Abstract

We continue our study of weakly ionized protostellar accretion discs that are threaded by a large-scale magnetic field and power a centrifugally driven wind. It has been argued that there is already evidence in several protostellar systems that such a wind transports a significant fraction of the angular momentum from at least some part of the disc. We model this situation by considering a radially localized disc model in which the matter is everywhere well coupled to the field and the wind is the main repository of excess angular momentum. We consider stationary configurations in which magnetic diffusivity counters the shearing and advection of the magnetic field lines. In Wardle & Königl we analysed the disc structure in the hydrostatic approximation (vertical motions neglected inside the disc) and presented exact disc/wind solutions for the ambipolar diffusivity regime. In Königl, Salmeron & Wardle (Paper I) we generalized the hydrostatic analysis to the Hall and Ohm diffusivity domains and used it to identify the disc parameter sub-regimes in which viable solutions with distinct physical properties can be expected to occur. In this paper we test the results of Paper I by deriving full numerical solutions (integrated through the sonic critical surface) of the disc equations in the Hall domain.
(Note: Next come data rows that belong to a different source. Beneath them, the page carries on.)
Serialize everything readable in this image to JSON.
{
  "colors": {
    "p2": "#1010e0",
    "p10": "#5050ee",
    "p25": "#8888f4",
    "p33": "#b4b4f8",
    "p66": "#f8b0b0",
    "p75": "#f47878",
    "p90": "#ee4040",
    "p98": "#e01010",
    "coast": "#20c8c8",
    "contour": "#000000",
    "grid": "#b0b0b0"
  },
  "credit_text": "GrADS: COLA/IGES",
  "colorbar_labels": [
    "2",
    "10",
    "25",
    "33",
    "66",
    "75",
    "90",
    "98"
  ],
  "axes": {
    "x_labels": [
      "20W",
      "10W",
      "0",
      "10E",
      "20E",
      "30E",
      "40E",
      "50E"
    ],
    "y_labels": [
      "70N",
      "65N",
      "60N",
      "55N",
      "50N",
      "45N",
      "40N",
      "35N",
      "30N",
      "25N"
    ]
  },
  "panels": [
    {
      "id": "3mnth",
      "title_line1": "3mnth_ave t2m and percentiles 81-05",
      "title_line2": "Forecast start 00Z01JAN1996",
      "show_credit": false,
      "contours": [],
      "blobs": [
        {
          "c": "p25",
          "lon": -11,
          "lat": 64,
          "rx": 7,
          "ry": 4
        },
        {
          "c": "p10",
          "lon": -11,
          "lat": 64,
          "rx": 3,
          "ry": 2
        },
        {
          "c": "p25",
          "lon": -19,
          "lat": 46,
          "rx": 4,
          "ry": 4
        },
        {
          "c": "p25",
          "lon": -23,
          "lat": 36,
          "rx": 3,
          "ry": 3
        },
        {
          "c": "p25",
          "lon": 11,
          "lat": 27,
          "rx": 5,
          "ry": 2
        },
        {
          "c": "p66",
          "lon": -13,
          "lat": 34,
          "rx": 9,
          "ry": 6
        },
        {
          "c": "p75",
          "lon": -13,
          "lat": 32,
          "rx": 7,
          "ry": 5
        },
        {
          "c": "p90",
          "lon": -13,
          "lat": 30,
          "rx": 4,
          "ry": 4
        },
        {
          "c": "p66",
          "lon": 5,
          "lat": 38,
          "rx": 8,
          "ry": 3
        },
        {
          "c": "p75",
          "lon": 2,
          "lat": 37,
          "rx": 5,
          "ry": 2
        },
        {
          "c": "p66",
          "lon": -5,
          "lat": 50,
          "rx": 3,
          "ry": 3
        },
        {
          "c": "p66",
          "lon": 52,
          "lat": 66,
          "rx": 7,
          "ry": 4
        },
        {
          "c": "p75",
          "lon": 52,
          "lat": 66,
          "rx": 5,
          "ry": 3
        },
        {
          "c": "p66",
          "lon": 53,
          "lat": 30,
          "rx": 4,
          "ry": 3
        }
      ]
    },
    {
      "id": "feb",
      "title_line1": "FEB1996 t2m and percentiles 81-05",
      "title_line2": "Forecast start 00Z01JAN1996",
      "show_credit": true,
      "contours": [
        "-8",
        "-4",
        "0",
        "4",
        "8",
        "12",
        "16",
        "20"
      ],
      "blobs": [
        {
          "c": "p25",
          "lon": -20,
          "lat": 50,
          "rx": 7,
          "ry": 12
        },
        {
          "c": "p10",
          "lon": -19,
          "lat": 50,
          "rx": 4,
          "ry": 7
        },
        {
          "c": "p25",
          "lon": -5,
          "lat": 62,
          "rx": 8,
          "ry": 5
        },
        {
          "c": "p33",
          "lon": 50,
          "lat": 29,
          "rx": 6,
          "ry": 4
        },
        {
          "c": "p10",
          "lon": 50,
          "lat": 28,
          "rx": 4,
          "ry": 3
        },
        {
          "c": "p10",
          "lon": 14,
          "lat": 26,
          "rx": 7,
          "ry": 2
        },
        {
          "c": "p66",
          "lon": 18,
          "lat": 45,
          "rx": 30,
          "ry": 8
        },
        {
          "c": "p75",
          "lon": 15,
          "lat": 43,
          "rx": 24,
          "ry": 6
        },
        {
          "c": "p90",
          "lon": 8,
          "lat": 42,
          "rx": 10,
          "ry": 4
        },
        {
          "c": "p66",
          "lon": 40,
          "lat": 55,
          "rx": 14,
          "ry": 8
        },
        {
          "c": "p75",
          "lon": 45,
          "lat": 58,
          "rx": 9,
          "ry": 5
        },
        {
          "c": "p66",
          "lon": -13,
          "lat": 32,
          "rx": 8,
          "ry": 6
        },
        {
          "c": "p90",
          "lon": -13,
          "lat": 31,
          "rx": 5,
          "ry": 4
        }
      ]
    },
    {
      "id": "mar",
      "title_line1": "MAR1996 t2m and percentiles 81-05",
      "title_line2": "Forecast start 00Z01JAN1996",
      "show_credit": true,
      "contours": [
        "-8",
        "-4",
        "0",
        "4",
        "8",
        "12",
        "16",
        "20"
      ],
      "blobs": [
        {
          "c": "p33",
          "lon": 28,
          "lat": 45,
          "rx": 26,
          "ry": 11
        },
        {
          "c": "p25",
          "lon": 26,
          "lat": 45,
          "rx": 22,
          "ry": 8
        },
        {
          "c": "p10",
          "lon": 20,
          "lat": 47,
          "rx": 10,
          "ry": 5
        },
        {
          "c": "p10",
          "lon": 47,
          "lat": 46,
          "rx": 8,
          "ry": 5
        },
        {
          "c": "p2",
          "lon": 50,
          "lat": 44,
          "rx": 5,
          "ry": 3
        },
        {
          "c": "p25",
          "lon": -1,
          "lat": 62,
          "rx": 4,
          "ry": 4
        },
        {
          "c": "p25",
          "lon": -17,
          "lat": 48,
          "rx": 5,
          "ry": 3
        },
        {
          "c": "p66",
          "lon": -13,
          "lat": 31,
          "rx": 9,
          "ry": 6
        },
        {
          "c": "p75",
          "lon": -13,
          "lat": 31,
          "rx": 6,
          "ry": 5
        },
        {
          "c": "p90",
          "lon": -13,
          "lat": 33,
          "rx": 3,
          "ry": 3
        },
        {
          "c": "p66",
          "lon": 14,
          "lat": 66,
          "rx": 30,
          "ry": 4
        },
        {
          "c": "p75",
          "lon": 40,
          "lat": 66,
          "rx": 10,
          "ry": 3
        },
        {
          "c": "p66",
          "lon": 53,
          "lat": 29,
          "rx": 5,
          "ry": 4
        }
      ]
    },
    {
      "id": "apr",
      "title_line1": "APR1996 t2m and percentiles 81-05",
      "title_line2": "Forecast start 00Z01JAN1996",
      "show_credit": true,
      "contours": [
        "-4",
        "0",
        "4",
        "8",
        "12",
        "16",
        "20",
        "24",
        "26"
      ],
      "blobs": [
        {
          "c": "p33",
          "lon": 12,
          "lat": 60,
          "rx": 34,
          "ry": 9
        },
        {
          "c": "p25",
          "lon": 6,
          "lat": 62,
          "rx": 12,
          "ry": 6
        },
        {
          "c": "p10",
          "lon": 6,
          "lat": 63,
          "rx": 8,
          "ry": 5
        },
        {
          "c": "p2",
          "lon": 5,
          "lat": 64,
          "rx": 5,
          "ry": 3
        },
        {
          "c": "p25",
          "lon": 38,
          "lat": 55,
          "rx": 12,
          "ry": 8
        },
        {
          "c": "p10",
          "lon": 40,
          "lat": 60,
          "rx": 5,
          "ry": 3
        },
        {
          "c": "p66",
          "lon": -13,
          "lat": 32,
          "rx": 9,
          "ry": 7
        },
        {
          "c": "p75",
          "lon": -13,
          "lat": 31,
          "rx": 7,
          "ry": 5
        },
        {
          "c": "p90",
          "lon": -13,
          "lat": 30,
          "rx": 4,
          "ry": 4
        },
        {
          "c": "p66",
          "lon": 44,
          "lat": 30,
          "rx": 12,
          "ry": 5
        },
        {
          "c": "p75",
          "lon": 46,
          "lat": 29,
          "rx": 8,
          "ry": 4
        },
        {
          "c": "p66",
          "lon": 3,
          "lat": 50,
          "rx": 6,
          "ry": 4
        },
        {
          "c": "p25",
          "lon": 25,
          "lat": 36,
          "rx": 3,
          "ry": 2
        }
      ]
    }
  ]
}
We confirm all the predictions of the hydrostatic analysis and demonstrate its usefulness for clarifying the behaviour of the derived solutions. We further show that the outflow solutions can be extended to larger scales (so that, in particular, they also cross the Alfvén critical surface) by matching the localized disc solutions to global ‘cold’ wind solutions of the type introduced by Blandford & Payne. To facilitate this matching, we construct a library of wind solutions for a wide range of wind model parameters; this library is made available to the community. The results presented in Wardle & Königl, Paper I and this work combine to form a comprehensive framework for the study of wind-driving accretion discs in protostellar and other astrophysical environments. This theoretical tool could be useful for interpreting observations and for guiding numerical simulations of such systems.